A family who had known the Grossman's for years produced a flier and mailed it to hunters. Shackford said the two men who found the wreckage Wednesday had the fliers in their possession.

"We learned so much about searches from this experience," said Shackford.

She hopes family members can meet eventually with Civil Air Patrol officials in Montgomery, Ala., to discuss methods beyond aerial searches that can be used to locate missing planes.
She noted that two other planes, missing for as long as three decades, were discovered during the search for the Grossmans.

"There was in incredible awareness about this missing plane," Shackford said. "The family is very grateful for everyone who helped search and prayed for their safe recovery."

Shackford told the Enterprise-Record Thursday she is "Sad, but peaceful" about the discovery of her brother and niece.

"After nearly two months of searching, their bodies were found on the day of our mother's birthday, in a place called God's Pocket Peak," Shackford said. "She (her mother) died 15 years ago, but the family has found that some strange events happen on her birthday."

Lilley said he isn't surprised the plane wasn't found from the air.

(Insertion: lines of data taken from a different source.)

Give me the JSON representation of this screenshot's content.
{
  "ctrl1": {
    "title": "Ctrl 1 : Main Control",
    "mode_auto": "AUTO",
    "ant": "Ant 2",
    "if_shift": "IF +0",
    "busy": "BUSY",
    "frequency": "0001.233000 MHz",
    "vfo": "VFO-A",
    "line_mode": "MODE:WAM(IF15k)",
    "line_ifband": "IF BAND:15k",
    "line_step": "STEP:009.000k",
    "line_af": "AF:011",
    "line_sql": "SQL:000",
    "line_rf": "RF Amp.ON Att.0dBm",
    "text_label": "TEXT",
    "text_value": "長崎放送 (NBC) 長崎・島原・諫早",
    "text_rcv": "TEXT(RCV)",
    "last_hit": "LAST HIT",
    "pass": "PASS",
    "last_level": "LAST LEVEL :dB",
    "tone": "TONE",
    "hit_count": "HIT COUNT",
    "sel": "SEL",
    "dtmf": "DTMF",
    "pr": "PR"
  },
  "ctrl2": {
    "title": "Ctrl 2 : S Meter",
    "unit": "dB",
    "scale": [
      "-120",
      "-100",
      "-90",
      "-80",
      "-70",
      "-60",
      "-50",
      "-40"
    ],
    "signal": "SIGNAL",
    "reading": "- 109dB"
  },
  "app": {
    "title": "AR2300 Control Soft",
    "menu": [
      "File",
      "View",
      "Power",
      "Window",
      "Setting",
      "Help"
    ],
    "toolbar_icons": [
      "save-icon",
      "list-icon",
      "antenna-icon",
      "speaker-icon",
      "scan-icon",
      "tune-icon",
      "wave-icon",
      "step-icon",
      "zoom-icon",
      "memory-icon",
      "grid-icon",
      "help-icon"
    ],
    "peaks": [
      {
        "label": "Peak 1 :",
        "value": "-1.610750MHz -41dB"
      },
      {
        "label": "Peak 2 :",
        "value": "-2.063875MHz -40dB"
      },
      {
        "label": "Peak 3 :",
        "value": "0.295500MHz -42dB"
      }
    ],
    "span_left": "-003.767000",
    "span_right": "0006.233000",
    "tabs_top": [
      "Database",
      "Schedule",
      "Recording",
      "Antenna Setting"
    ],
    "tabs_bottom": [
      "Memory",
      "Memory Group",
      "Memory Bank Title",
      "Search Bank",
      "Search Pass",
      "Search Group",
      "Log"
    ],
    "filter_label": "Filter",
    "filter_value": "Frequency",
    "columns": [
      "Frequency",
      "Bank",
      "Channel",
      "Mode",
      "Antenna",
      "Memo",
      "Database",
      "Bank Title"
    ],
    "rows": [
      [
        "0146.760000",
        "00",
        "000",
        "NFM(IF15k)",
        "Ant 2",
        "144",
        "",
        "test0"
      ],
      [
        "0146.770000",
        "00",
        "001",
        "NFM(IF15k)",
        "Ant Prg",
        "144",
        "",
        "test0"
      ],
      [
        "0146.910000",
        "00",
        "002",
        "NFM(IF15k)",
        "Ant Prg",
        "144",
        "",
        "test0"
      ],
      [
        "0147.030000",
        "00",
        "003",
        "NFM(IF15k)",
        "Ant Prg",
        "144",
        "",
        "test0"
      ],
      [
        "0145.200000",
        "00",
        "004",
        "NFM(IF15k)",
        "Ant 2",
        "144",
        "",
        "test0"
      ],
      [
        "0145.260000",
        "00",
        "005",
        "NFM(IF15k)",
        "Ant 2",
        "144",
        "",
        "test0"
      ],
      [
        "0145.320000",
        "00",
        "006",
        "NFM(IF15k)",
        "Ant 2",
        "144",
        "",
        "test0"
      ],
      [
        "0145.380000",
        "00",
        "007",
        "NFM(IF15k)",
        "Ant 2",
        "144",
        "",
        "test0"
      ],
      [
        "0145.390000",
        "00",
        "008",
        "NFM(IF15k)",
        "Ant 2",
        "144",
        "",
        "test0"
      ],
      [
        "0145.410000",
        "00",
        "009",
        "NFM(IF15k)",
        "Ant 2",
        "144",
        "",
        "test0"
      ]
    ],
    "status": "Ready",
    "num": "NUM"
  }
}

"From the beginning, this was the worst case scenario," Lilley said. "There was no flight plan filed, the plane couldn't be tracked by transponder, and the air would have been thin at that altitude, making for a slow rate of climb."

Lilley said pilots flew between 16 and 20 sorties over the Jarbridge wilderness.

Local aviators who knew Grossman said he was an exceptional pilot, but preferred to fly low and would often take detours, occasionally landing in unconventional places.

On Aug. 31, however, Grossman seemed intent on getting straight back to California. He reportedly phoned his wife, Morgan, from Jackpot to say he and Claire would be in Davis in about five hours and asked if she needed anything from Costco. He also called Jackson Hole from Jackpot, but it isn't known who he tried to reach.

"My brother was amazing," Shackford said. "He lived large."

Memorial services for Roy and Claire Grossman are pending. Shackford said the family may plan a gathering at God's Pocket Peak next spring.